Students: End segregated dining
Tasnim, a pro-Islamic Republic news service, reported that the student Islamic Association gave a letter to authorities at Tehran’s Sharif University of Technology demanding that segregation in campus dining for men and women be ended. The school had just reopened after an Oct. 3 attack by Basij thugs on protesters there. Not waiting for an answer, female students entered the men’s dining hall Oct. 22. University officials then closed the dining room.
In a daring action widely covered in the Iranian press, male and female students then sat down together outside to share their meal. Tasnim claimed this was “abnormal behavior” and “a desecration.” But the World of the Economy, an Iranian daily, called it an “interesting” incident where the students ate “like a family.” Conflicting reports in major daily papers are one sign of rifts in capitalist ruling circles.
Students at other universities soon followed suit, including at Beheshti University in Tehran, where students pushed back an attempt by the Basij to prevent a joint meal.

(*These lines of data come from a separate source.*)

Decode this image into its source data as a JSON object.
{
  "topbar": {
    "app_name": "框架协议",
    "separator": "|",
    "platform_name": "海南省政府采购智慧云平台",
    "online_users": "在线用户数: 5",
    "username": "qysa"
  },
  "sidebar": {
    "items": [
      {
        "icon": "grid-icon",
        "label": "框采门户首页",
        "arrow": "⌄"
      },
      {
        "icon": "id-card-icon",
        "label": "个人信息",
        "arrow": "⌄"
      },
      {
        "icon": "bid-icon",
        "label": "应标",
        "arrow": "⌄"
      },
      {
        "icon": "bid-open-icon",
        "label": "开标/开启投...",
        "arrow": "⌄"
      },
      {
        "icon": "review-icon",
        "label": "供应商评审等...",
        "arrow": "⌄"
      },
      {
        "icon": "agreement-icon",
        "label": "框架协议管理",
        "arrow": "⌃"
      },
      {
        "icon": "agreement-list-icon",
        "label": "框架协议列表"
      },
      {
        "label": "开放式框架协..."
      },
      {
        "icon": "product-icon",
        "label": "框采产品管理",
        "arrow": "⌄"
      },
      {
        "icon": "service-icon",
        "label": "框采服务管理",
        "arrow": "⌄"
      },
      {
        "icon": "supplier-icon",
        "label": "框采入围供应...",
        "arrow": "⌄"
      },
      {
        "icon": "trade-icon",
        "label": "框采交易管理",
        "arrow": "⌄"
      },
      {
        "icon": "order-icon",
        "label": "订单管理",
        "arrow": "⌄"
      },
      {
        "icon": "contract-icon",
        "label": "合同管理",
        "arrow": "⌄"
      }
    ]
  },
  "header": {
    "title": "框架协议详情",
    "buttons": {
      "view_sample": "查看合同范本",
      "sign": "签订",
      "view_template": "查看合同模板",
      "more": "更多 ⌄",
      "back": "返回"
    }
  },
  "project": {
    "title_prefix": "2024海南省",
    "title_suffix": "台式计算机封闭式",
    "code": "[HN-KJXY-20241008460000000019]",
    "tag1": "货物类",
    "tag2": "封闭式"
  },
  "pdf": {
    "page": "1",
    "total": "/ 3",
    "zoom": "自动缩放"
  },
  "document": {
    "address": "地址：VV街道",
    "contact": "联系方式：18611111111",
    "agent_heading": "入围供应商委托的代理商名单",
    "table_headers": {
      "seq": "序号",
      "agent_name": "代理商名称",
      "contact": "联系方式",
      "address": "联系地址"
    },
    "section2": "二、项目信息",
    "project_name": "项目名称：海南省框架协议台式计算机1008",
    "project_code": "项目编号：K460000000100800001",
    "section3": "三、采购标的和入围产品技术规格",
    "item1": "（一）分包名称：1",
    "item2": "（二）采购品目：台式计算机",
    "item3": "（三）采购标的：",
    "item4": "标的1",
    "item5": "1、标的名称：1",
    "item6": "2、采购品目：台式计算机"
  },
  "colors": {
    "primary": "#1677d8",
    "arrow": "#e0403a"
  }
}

At Hakim Sabzevar University in Khorasan province in northeastern Iran, the lunchroom erupted into cheers and chants of “Freedom, freedom, freedom” as women marched into the men’s section. One student wrote, “How long have we been waiting for this moment.”
Over the last week the regime has started sending Ali Bahadori Jahromi, the official spokesman of the Council of Ministers, to campuses to try to win students to back the regime. To no avail.
On Oct. 24, Bahadori was unable to finish his speech at Khaje Nasir University in Tehran over the sound of students chanting “Women, life, freedom.” Bahadori said he welcomed the slogan and called on the audience to chant it with him. The students then began chanting “Down with the dictator,” and demanded the release of a student activist who was arrested during an earlier protest. Bahadori claimed he didn’t know anything about it.
On Oct. 25, Bahadori was shouted down at Qom University. The city of Qom is home to many Shiite religious leaders. In a packed auditorium students chanted, “We don’t want murderous guests, we don’t want a corrupt system.”
Having met with small groups of pro-regime students, Bahadori cancelled further public events there.
The regime has also slandered protesters, claiming they are U.S. or Israeli agents or want to bring back the rule of the U.S.-backed dictatorship of Shah Reza Pahlavi, who was overthrown by the 1979 Iranian Revolution.
Two students in Tehran responded with a video where they held up pictures of Iranian President Ebrahim Raisi, Ayatollah Ali Khamenei and the deposed shah. Then they proceeded to rip up all three.